Every CEO experience is shaped by the personal interests of the executive. One passion that might not immediately seem relevant–but could affect management style–is a love of literature.
For an example, one can look at Microsoft and its current CEO Satya Nadella, who recently sent out a special email to his employees. The text of this can be seen on the official Microsoft website, and it covers a wealth of different topics, ranging from the ambition of the company to its worldview and culture.
The Washington Post reported on Nadella's fondness for dropping quotes from famous literature into his messages.
His sources include works as diverse as Umberto Eco and fantasy writer Lloyd Alexander, and he works them into both his internal and external communications.
This appears to date back to when he first moved into the role in January of this year, and it's therefore clearly part of his style and natural personality. More important than any particular references is this genuine display of what the CEO happens to find interesting, relevant, and helpful for other employees.
But could these kinds of references confuse rather than illuminate? It's all in how the CEO uses them. Writing for the Post, Jena McGregor considers the consequences of Nadella's method.

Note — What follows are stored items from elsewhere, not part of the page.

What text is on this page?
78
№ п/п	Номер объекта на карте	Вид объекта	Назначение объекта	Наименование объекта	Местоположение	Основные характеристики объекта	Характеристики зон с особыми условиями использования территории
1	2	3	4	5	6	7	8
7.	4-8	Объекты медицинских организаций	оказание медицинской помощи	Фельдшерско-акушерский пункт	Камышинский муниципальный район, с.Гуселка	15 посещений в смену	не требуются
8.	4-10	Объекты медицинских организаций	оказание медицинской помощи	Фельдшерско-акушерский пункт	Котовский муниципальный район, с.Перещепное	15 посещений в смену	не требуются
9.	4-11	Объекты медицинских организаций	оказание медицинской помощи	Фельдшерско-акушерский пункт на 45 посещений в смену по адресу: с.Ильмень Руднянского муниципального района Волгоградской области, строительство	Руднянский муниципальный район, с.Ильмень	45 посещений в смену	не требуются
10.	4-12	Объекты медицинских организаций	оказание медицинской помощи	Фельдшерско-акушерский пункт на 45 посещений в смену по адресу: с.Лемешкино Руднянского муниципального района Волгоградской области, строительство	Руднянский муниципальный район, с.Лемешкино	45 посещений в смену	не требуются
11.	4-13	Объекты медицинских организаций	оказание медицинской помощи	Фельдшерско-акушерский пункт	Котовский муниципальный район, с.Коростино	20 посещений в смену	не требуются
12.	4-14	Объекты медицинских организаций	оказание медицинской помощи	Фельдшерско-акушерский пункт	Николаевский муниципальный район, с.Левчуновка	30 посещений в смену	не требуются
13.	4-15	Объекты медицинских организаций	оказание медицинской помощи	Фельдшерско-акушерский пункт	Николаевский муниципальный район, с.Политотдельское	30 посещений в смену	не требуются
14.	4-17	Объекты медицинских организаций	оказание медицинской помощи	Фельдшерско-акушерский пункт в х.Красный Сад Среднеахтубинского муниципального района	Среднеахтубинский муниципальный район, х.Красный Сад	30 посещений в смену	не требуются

"Whether Nadella's literary quotes will help inspire Microsoft employees to 'transform as individuals' — and improve, as a result, the company he leads — is still a big question," she writes. "But they may at least help differentiate Nadella from his predecessor, Steve Ballmer."
Your executive recruitment process should consider both personality quirks, like Nadella's penchant for literature, and more technical factors like experience level and industry knowledge.